The name PC describes its shifting the labiovelars to bilabials and the palatals to postalveolars, leaving just a single velar series. Note however that SE Laban, the branch that leads to MRCA, also does this.
Source phonology
Bilabials: p b m Linguolabials: þ ð Alveolars: t d n l r s Postalveolars: ň ř Palatals: ć ń y Velars: k ġ ŋ (Ø) x Labiovelars: kʷ ġʷ ŋʷ (w) xʷ Glottals: h
The vowels were probably at least /a i u ə/ with two or more tones. There were no long vowels.
Primordial to Proto-PC
- Syllable final -uŋ shifted to -um.
- The schwa vowel ə shifted to e when adjacent to a palatal, postalveolar, or linguolabial consonant.
- The postalveolars ň ř shifted to n r under some conditions.

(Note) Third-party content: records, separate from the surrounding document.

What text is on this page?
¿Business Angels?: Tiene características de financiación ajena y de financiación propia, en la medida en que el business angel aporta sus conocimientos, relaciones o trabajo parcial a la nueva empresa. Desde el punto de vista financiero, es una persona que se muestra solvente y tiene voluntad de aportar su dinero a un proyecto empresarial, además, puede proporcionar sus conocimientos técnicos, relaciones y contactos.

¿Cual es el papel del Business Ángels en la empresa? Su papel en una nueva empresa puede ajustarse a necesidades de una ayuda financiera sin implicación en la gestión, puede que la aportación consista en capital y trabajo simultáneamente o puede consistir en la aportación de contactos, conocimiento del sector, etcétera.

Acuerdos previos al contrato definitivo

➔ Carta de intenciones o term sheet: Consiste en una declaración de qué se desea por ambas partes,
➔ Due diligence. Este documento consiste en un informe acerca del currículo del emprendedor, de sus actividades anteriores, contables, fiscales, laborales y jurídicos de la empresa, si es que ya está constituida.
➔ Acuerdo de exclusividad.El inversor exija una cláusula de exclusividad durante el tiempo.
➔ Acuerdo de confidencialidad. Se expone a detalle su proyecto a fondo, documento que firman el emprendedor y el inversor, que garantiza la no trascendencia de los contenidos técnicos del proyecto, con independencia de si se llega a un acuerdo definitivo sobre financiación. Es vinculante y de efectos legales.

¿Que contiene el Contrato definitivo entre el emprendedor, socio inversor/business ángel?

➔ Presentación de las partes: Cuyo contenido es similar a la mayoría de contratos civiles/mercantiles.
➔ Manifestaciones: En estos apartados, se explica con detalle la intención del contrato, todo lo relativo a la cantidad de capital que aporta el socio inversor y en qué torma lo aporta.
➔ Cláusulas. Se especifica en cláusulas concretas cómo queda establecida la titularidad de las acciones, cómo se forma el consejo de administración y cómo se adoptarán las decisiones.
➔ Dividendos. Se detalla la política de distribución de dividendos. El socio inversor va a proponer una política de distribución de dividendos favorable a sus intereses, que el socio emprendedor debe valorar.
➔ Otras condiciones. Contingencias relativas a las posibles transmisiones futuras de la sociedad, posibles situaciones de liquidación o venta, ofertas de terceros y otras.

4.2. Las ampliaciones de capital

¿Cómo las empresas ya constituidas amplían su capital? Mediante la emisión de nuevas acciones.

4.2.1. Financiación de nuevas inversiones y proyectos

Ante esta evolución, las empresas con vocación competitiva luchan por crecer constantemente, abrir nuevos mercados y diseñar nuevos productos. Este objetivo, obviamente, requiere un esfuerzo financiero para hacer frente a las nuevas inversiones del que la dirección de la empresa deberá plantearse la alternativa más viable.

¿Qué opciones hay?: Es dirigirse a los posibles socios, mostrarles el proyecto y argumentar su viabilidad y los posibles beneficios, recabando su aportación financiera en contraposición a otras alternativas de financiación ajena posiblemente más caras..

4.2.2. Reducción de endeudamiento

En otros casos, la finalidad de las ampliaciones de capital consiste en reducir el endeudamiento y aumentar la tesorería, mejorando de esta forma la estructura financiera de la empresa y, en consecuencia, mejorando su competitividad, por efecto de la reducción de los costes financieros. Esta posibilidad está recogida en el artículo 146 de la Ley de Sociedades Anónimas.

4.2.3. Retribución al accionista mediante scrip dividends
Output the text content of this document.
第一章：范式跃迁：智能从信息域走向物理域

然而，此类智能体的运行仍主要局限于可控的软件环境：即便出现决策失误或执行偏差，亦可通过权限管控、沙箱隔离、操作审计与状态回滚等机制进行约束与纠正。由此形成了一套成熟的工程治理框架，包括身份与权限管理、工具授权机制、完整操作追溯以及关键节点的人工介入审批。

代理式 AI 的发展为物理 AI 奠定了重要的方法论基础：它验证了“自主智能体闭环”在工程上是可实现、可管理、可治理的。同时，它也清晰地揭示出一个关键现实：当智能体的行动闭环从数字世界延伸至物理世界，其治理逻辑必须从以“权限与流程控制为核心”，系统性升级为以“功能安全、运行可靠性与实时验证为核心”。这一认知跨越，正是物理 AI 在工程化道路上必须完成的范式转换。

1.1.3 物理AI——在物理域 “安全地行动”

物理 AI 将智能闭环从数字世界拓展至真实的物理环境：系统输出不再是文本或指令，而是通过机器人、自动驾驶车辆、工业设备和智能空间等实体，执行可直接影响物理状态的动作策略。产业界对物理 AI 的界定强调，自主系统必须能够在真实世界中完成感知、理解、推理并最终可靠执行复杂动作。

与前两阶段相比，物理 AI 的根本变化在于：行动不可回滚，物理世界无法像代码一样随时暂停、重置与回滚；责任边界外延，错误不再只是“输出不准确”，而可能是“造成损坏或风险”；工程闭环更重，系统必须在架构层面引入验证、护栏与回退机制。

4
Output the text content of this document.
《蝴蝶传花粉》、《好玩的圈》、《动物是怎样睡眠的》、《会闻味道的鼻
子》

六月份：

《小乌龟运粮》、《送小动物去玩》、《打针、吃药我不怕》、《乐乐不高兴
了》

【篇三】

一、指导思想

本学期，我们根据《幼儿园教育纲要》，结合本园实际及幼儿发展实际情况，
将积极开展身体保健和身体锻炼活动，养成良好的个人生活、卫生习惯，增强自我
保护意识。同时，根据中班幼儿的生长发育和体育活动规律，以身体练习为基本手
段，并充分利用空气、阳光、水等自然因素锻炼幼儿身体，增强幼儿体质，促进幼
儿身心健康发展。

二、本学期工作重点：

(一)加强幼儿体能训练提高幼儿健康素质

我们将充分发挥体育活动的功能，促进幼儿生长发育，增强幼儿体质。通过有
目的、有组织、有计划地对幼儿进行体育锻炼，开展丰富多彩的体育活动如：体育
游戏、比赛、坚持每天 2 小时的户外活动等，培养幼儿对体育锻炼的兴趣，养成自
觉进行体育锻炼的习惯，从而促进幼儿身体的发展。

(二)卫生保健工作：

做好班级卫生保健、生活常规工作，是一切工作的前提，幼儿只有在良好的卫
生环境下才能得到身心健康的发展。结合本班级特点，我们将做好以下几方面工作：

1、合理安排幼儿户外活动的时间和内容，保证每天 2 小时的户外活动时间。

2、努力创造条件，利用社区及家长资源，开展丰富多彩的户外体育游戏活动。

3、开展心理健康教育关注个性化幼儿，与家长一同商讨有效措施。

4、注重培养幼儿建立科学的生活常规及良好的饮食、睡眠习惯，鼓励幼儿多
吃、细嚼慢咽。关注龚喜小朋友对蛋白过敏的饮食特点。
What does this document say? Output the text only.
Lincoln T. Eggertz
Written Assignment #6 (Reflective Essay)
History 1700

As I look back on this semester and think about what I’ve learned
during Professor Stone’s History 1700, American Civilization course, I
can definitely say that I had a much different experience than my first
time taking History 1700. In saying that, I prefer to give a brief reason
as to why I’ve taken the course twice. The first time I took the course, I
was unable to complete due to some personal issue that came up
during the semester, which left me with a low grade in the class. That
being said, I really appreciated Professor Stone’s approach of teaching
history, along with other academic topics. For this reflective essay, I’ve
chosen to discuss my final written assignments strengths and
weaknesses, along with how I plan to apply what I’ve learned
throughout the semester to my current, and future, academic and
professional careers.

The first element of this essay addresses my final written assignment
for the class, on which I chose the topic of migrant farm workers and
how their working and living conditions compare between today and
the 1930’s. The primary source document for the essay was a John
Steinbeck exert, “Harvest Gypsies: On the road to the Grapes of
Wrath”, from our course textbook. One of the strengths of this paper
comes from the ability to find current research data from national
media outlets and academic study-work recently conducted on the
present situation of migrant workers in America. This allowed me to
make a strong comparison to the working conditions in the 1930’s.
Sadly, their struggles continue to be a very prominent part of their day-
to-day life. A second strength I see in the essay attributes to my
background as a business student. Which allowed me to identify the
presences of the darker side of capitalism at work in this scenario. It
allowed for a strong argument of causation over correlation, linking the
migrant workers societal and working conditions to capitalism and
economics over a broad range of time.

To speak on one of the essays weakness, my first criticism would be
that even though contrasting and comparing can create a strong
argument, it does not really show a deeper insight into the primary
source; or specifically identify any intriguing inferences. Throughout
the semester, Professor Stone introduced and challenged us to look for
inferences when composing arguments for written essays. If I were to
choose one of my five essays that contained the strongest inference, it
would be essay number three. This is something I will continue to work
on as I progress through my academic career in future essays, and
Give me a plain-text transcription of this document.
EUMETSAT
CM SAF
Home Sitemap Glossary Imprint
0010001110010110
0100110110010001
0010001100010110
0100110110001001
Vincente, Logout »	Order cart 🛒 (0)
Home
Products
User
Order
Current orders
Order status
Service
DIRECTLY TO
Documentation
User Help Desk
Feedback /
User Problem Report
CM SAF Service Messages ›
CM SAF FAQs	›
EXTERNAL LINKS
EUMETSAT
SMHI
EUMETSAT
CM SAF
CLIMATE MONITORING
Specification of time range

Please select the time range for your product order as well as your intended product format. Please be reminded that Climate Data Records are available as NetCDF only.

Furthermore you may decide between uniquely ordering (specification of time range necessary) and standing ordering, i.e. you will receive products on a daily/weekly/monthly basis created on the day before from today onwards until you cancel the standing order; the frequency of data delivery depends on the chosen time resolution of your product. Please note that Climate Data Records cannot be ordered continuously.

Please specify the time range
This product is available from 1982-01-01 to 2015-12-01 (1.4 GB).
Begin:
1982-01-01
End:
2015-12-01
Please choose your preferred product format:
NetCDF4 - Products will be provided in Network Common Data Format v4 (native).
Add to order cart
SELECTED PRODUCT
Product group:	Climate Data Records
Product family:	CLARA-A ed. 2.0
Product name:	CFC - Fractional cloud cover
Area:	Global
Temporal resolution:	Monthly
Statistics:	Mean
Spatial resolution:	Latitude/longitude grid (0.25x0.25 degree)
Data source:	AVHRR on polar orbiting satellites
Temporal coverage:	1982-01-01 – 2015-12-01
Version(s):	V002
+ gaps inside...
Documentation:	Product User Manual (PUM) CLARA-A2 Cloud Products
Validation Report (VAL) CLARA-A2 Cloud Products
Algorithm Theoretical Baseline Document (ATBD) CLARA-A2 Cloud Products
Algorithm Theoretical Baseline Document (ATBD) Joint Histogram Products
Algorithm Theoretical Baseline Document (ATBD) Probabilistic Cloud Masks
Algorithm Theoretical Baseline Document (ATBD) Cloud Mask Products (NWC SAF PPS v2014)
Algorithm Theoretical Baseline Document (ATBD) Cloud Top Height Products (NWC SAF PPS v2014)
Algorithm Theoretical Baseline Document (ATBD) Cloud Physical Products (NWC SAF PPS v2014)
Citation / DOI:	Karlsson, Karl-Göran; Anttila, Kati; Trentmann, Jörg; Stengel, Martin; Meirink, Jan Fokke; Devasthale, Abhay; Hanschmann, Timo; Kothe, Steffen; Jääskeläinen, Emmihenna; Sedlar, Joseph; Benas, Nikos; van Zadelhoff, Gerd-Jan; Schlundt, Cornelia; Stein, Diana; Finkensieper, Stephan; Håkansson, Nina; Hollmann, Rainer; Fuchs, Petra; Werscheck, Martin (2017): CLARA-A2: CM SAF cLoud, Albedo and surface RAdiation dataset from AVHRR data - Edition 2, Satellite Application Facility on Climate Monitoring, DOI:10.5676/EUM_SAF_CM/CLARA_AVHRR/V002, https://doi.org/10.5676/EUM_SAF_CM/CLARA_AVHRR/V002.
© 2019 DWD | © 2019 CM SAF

- The palatals ć ń shifted to š ň unconditionally.
- The bilabials p b m shifted to pʷ bʷ mʷ under some conditions.
- The labiovelars kʷ ġʷ ŋʷ xʷ shifted to pʷ bʷ mʷ hʷ unconditionally.
- The rounded vowel u MAY have shifted to ə.
- The schwa vowel ə (including the new one) disappeared in word-initial position.
- Possibly, the velars k ġ ŋ x shifted to ć ǵ ń ś before the front vowels /e i/. This would be quite rare before /e/ however, so it may not be worth it.
- The vowels a ə e all shifted to o when adjacent to a labialized consonant in either direction. (Thus, labialization overrules palatalization.) This would make the true palatals marginally phonemic.
- The linguolabials þ ð shifted to p b.
- The labialized consonants pʷ bʷ mʷ shifted to p b m; however hʷ shifted to f.
- The glottal fricative h performed, shifting to š before a front vowel, to f before a back vowel, and disappearing to Ø otherwise.
The old sound change list does not explain the lack of schwa, and it is possible that the /ə/ > /e/ sound shift was intended to repeat twice.
Grammar
A closed class of adjectives for humans existed, where the stem of the adjective was surrounded by a circumfix marking gender and age.
THe gender prefixes t- l- probably trace all the way back to Primordial, since they are needed for this system, and it is unlikely that they had had a vowel padding. This means that vowel-initial adjectives existed in this closed class.
There may be a plural suffix -u.
For pronouns, see User:Soap/scratchpad#Gluons. There may have been a regular pronominal accusative suffix -l (despite it looking like a prefix) which passed into MRCA, and may or may not have been the sole marker in Primordial. Common nouns used -i by the time of MRCA but this may have been much more complicated and unpredictable in Prim.
The 1st and 2nd person identity/possessor suffixes are -m -t, but they may not have been suffixes originally. The corresponding agent prefixes appear to have been n- G-, where G is any consonant that can turn into MRCA /g~Ø/ and might most likely have been originally /h/.
Note that it's not clear the proto-language allowed final /-m -t/, so these might have been CV suffixes even if at a still earlier stage they really were /m t/.